3. Pretty much just use your disposal for scraps, and not for any large amount of food.  I always thought that if you put it down a little at a time and used plenty of water, it would be fine.  That would be wrong.  Our really nice Roto-Rooter man said that you should just throw it away, which he realized goes against my (and many other peoples’) inclination to not put stuff in the trash if you don’t have to.  Obviously, if you have a compost pile, that’s a viable option, but we don’t.  And won’t.  So any large amount of food from now on goes in the trash can (not that this happens often, but if something gets forgotten in the fridge…)

So, maybe all of you already knew all of this, and I just missed out…but I suspect I am not the only one who thought some of these things!

As always, more great tips at Rocks in my Dryer!

7 responses to “WFMW: Save Money on a Plumber

  1. uh oh. i do just about everything you say not to. good post.

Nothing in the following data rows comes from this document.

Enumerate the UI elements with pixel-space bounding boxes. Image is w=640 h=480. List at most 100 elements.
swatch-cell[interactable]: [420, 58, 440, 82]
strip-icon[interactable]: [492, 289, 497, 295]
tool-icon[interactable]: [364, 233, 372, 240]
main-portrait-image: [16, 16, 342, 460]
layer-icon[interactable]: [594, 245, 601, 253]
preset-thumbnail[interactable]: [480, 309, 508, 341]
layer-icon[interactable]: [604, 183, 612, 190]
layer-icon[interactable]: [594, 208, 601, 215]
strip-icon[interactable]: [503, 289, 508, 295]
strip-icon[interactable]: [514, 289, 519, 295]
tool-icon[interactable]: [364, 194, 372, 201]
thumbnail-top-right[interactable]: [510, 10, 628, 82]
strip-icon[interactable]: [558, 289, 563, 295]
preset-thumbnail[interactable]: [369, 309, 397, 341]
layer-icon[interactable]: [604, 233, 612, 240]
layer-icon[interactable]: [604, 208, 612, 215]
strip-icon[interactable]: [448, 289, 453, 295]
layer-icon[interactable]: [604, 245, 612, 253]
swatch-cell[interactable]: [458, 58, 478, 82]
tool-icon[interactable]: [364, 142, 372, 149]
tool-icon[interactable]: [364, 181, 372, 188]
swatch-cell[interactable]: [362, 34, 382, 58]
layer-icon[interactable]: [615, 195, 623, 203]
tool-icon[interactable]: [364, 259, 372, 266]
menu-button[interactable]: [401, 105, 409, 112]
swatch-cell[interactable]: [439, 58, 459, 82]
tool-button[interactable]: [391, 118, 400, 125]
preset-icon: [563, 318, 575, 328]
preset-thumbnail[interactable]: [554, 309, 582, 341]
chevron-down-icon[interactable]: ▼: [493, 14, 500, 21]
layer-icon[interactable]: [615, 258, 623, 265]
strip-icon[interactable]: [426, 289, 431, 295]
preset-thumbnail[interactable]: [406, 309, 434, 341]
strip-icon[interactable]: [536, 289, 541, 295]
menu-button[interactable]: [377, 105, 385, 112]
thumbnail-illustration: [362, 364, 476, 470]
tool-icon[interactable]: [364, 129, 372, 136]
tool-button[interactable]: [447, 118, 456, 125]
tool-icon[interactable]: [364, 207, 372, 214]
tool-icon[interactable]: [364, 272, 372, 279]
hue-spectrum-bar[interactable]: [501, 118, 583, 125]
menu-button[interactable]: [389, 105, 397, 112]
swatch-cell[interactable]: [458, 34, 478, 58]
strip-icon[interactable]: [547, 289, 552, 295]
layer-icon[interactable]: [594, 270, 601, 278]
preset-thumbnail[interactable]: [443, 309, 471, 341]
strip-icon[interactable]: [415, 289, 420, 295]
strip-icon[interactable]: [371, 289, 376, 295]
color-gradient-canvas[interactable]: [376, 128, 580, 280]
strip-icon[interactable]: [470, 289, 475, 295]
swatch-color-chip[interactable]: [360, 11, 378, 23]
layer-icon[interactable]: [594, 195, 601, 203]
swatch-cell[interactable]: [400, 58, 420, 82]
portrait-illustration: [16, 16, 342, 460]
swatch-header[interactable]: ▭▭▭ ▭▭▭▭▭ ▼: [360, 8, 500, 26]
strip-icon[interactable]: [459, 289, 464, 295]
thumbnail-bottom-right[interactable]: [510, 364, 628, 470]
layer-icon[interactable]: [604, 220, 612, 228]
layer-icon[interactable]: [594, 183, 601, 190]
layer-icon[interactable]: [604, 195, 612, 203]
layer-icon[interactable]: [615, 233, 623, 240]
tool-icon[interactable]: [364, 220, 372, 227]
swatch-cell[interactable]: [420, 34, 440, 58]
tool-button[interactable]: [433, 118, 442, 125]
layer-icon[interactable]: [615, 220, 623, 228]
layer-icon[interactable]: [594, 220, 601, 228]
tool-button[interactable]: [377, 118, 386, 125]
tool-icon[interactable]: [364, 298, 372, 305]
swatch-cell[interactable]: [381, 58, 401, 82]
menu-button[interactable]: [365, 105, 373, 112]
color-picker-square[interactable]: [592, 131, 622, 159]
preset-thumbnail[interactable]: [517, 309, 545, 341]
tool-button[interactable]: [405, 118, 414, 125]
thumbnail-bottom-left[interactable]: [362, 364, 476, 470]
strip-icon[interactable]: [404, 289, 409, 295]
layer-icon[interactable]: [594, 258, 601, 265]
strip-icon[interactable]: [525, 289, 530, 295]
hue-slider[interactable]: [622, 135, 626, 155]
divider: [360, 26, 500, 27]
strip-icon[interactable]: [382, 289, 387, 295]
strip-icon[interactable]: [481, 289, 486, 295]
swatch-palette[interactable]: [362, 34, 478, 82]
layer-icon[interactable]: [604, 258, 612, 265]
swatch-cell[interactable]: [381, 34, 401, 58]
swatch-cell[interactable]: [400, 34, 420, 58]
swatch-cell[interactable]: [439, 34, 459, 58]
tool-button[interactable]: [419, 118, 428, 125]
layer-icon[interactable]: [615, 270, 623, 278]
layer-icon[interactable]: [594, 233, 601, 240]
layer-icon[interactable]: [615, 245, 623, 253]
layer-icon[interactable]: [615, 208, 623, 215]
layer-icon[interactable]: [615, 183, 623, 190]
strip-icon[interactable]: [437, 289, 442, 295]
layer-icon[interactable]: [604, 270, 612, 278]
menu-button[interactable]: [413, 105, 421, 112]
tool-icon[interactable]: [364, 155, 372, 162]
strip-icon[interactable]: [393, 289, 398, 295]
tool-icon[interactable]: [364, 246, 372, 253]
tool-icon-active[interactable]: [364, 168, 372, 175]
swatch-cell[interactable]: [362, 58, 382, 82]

  2. OK, I learned a couple things here. I had no idea it was bad to put a large amount of food down the disposal (#3 from your 2nd list); like you said, I thought it was fine as long as it was shoved down a little at a time.

    Also didn’t know anything about using an enzyme drain cleaner. Does that apply to bathroom drains as well as kitchen drains?

    And, actually, #1-b: I knew it wasn’t particularly great to drain hamburger fat down the disposal, but I thought it was “sorta OK” if you made sure to run cold water down w/ it really thoroughly and run the disposal well. I need to do better with this.


  3. Ditto everything Jo just said! Oops! and Thanks!

  4. Passing this along from my husband: soap digester is great too. If you have a slow bathroom sink try it. The liquid hand soap builds up over time and clogs the drain. If this is a problem for you switch to the foamer hand soap pump and it won’t build up so bad. I found that I needed it down my laundry drain when I switched to a front loader because I should have used way less soap. A kettle of boiling water down drains occasionally also helps keep them flowing. I boil extra for tea and pour it down the drain and it has never clogged in fifteen years.

  5. We learned the hard way on the potato peels….now I just put them straight in the trash!…..and because of that incident, we always put large amounts of food in the trash can. Didn’t want to go through the first problem twice 🙂

  6. Thanks for the info, katmaxx!

    Jo, the enzyme works for any drain, too.

  7. Gracious – at least I’m not alone doing all the wrong things. We’ve just moved into a house with our first garbage disposal in 10 years. I have a lot to learn!